Performances that have surpassed those of humans
In our studies, we primarily focused on OpenAI's LLMs (the company behind the GPT-3 language model, used in the early versions of ChatGPT), as these LLMs were the most advanced in the field at the time. We tested several versions of GPT-3, as well as ChatGPT and GPT-4.
To test these models, we developed an interface to automatically send questions and collect responses from the models, allowing us to gather a large amount of data.
Analyzing this data revealed that the performances of these LLMs exhibited behavior profiles that could be classified into three categories.
The older models simply could not answer the questions sensibly.
Intermediate models answered the questions but often engaged in intuitive reasoning, leading them to make errors similar to those found in humans. They seemed to favor "System 1," as described by psychologist and Nobel laureate Daniel Kahneman in his theory of thinking modes.
In humans, System 1 is a fast, instinctive, and emotional mode of reasoning, while System 2 is slower, more reflective, and logical. Despite being more prone to reasoning biases, System 1 is favored because it is faster and less energy-consuming than System 2.
Here's an example of reasoning errors we tested, taken from the "Cognitive Reflection Test":
- Question: A bat and a ball cost $1.10 in total. The bat costs $1.00 more than the ball. How much does the ball cost?
- Intuitive response ("System 1"): $0.10;
- Correct response ("System 2"): $0.05.
Finally, the latest generation (ChatGPT and GPT-4) exhibited performances that surpassed those of humans.
Our work thus identified a positive trajectory in LLM performances, which could be conceived as a "developmental" or "evolutionary" trajectory where an individual or species acquires more and more skills over time.
Models that can improve
We wondered whether it was possible to improve the performance of models showing "intermediate" performance (those that answered questions but exhibited cognitive biases). We "encouraged" them to approach the problem that confused them in a more analytical way, which resulted in improved performance.

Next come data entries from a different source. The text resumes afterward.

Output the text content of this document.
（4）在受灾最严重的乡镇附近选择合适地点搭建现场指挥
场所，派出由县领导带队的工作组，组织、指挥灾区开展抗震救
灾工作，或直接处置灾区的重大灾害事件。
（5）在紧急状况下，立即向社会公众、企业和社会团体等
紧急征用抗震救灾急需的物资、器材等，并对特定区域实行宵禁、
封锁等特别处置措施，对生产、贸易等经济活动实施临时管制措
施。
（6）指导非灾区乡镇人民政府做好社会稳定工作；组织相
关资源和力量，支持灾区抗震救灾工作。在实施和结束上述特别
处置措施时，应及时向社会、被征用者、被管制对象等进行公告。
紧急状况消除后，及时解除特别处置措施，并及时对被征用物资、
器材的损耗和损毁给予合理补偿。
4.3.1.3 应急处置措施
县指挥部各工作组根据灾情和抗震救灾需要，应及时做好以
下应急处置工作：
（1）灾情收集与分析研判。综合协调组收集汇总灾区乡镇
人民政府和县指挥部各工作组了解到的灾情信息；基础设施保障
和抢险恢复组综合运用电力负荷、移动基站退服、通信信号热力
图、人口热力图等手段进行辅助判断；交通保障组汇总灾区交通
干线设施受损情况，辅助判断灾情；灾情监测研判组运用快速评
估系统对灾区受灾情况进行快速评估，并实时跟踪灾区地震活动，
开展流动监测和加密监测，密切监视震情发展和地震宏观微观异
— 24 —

The simplest way to enhance the models' performance is to simply ask them to take a step back by instructing them to "think step-by-step" before posing the question. Another highly effective method is to show them an example of a correctly solved problem, which induces a form of rapid learning ("one shot," as it is sometimes called in English).
These results once again indicate that these models' performances are not fixed but plastic; within the same model, seemingly neutral contextual modifications can alter performance, much like in humans, where framing and context effects (the tendency to be influenced by how information is presented) are very common.
Evolution of model performance compared to that of humans (dotted lines). S. Palmintieri, Author provided (no reuse)
Conversely, we also found that the behaviors of LLMs differ from those of humans in several ways. Among the dozen models tested, we struggled to find one that approximated the level of correct answers provided to the same questions by humans. In our experiments, AI model results were either worse or better. Additionally, upon closer examination of the questions asked, those most challenging for humans were not necessarily the most difficult for the models.
These observations suggest that we cannot substitute human subjects with LLMs to understand human psychology, as some authors have suggested.
Finally, we observed a relatively concerning fact from the perspective of scientific reproducibility. We tested ChatGPT and GPT-4 a few months apart and found that their performances had changed, but not necessarily for the better.
This corresponds to OpenAI slightly modifying their models without necessarily informing the scientific community. Working with proprietary models is not immune to such uncertainties. For this reason, we believe that the future of LLM research (cognitive or otherwise) should be based on open and transparent models to ensure greater control.